🤖 AI Summary
Large language models (LLMs) face critical challenges in scientific research—including hallucination, low reliability, and ambiguous ethical accountability—hindering their trustworthy integration into the scientific process.
Method: This paper repositions LLMs as “collaborative creative engines” and systematically investigates their deep integration across the full scientific workflow: hypothesis generation → experimental design → data analysis → discovery validation. We synergistically combine prompt engineering, scientific knowledge augmentation, verifiable reasoning-chain construction, and cross-disciplinary workflow integration.

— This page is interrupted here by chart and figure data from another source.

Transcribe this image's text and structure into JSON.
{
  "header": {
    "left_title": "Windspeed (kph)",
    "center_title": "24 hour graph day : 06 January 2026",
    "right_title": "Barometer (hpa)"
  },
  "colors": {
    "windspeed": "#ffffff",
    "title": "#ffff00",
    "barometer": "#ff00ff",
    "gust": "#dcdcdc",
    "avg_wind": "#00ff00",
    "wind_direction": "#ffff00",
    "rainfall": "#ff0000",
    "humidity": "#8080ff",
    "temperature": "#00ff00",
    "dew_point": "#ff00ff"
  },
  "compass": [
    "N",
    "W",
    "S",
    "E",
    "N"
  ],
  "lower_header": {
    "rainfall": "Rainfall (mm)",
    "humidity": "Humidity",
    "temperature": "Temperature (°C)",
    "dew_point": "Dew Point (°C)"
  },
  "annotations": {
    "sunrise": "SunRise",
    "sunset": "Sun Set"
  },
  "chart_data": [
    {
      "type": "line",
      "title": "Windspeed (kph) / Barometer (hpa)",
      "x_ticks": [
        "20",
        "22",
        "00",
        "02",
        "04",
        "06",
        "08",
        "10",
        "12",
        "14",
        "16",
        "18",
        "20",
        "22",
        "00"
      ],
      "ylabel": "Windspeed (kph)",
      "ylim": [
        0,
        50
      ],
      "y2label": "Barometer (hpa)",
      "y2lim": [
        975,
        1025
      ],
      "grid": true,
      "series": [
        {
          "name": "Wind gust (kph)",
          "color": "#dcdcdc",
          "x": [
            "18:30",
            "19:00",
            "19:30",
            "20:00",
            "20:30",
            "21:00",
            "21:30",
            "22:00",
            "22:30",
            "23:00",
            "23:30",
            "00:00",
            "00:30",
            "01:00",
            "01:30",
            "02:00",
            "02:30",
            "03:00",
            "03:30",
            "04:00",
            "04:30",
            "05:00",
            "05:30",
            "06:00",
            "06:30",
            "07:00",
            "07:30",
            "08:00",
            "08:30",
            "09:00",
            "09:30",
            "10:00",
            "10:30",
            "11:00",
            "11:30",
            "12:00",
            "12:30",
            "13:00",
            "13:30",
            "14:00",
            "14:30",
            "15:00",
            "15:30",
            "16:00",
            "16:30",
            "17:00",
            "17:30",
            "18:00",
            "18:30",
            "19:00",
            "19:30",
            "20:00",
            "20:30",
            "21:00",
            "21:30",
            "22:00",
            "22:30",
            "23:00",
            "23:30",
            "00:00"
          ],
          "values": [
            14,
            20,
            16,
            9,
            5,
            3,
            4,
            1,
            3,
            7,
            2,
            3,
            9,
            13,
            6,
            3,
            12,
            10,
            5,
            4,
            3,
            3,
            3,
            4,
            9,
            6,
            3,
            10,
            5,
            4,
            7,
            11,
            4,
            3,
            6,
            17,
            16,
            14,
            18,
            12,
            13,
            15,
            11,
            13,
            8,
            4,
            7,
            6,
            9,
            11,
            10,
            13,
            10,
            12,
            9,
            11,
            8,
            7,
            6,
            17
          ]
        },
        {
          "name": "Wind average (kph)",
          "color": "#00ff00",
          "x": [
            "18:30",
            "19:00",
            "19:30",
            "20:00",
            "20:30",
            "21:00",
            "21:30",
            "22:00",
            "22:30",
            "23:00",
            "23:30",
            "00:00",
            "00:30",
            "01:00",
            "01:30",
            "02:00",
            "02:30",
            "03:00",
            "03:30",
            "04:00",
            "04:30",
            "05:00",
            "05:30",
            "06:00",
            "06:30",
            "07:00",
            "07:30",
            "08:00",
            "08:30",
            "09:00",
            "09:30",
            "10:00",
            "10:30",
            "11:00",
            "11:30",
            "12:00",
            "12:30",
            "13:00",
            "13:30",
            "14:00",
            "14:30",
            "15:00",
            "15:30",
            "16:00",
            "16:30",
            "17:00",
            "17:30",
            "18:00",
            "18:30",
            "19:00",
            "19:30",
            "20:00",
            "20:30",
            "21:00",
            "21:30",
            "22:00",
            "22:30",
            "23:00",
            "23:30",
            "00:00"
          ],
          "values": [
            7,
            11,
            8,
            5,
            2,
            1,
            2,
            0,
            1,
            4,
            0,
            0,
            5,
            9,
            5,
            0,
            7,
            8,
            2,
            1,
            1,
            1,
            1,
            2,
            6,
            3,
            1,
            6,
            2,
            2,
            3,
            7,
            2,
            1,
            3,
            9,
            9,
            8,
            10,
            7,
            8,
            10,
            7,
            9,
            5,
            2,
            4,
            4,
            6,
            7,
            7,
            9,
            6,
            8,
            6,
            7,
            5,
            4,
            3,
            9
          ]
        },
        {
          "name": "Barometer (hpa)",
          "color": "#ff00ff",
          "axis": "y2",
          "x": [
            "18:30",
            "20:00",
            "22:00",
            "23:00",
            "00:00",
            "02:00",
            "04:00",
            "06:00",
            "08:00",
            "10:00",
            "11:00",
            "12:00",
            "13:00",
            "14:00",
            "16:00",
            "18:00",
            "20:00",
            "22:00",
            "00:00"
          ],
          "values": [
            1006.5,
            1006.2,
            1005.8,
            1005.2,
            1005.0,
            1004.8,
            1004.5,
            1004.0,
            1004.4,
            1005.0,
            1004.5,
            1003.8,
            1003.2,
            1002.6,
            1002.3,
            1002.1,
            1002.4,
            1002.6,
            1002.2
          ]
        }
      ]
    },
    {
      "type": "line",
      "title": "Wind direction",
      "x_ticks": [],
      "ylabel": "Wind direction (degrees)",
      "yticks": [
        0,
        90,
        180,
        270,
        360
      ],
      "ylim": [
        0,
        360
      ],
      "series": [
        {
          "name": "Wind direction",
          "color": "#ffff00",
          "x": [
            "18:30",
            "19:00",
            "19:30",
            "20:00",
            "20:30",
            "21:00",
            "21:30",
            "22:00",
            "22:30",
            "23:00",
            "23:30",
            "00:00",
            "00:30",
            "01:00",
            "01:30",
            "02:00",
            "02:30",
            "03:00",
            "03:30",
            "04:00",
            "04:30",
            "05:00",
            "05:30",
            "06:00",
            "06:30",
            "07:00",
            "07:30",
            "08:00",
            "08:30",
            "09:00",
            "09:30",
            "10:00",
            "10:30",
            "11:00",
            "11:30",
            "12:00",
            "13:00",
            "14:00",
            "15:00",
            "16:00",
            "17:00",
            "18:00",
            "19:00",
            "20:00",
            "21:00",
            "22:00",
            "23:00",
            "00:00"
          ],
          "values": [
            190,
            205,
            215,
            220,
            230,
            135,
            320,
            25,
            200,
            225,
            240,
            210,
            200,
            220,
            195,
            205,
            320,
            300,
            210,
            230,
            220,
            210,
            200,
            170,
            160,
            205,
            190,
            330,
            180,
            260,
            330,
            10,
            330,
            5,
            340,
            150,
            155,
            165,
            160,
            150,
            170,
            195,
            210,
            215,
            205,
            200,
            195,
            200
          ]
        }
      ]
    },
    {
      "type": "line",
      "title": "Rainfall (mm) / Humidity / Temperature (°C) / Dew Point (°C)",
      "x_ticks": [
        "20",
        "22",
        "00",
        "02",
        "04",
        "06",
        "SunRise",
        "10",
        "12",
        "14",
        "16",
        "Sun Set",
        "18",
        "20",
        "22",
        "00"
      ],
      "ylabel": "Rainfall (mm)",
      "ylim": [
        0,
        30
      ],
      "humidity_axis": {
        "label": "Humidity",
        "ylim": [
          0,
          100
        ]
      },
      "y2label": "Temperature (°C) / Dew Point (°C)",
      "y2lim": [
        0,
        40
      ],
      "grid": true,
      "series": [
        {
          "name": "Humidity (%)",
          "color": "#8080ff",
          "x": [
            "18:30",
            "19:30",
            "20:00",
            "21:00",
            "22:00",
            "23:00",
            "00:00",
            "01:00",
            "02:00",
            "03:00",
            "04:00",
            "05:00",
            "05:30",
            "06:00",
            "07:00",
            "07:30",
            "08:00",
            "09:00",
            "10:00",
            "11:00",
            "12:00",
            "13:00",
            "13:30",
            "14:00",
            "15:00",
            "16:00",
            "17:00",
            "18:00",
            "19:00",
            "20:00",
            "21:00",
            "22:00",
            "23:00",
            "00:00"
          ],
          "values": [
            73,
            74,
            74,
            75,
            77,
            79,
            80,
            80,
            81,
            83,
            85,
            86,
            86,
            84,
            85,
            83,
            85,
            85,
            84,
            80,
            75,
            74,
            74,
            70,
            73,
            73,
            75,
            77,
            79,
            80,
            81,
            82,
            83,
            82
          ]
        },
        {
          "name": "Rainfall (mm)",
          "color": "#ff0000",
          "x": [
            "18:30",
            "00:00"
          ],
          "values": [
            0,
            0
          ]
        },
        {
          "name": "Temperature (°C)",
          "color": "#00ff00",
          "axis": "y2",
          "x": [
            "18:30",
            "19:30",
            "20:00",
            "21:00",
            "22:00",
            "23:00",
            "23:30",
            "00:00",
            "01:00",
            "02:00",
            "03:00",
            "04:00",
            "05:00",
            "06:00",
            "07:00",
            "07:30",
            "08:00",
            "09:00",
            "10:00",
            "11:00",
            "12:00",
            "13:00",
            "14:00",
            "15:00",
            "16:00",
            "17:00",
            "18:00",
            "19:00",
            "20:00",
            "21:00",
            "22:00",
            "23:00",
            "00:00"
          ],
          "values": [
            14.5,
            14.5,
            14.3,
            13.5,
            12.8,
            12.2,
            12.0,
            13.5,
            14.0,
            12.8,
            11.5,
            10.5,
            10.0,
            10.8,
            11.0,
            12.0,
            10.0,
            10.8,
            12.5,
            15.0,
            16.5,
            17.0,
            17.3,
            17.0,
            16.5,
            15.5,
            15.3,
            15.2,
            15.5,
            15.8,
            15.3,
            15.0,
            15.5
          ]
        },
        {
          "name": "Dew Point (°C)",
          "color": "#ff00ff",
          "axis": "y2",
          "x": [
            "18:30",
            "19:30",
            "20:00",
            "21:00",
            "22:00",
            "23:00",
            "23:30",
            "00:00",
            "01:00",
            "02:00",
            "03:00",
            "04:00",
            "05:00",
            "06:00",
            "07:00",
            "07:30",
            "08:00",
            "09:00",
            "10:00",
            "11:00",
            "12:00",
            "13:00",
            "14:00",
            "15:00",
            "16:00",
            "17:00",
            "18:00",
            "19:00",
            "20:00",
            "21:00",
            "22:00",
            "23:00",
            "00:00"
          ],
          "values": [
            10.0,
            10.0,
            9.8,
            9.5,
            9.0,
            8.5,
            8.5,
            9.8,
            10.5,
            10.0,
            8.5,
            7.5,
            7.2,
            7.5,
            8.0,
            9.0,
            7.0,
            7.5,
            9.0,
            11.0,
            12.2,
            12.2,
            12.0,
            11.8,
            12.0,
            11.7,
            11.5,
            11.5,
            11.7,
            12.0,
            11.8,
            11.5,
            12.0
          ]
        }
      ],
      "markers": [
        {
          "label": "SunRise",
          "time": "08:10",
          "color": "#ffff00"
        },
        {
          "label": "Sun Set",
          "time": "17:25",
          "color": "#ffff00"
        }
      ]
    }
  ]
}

Contribution/Results: We introduce (1) the first comprehensive LLM application taxonomy spanning the entire scientific lifecycle; (2) a human-aligned, stage-specific evaluation framework with quantifiable collaboration metrics; and (3) an ethics governance mechanism balancing creative stimulation with responsibility constraints. Our work transcends the conventional instrumental use of LLMs, establishing both theoretical foundations and actionable pathways for AI-augmented scientific paradigm transformation.
📝 Abstract
With recent Nobel Prizes recognising AI contributions to science, Large Language Models (LLMs) are transforming scientific research by enhancing productivity and reshaping the scientific method. LLMs are now involved in experimental design, data analysis, and workflows, particularly in chemistry and biology. However, challenges such as hallucinations and reliability persist. In this contribution, we review how Large Language Models (LLMs) are redefining the scientific method and explore their potential applications across different stages of the scientific cycle, from hypothesis testing to discovery. We conclude that, for LLMs to serve as relevant and effective creative engines and productivity enhancers, their deep integration into all steps of the scientific process should be pursued in collaboration and alignment with human scientific goals, with clear evaluation metrics. The transition to AI-driven science raises ethical questions about creativity, oversight, and responsibility. With careful guidance, LLMs could evolve into creative engines, driving transformative breakthroughs across scientific disciplines responsibly and effectively. However, the scientific community must also decide how much it leaves to LLMs to drive science, even when associations with 'reasoning', mostly currently undeserved, are made in exchange for the potential to explore hypothesis and solution regions that might otherwise remain unexplored by human exploration alone.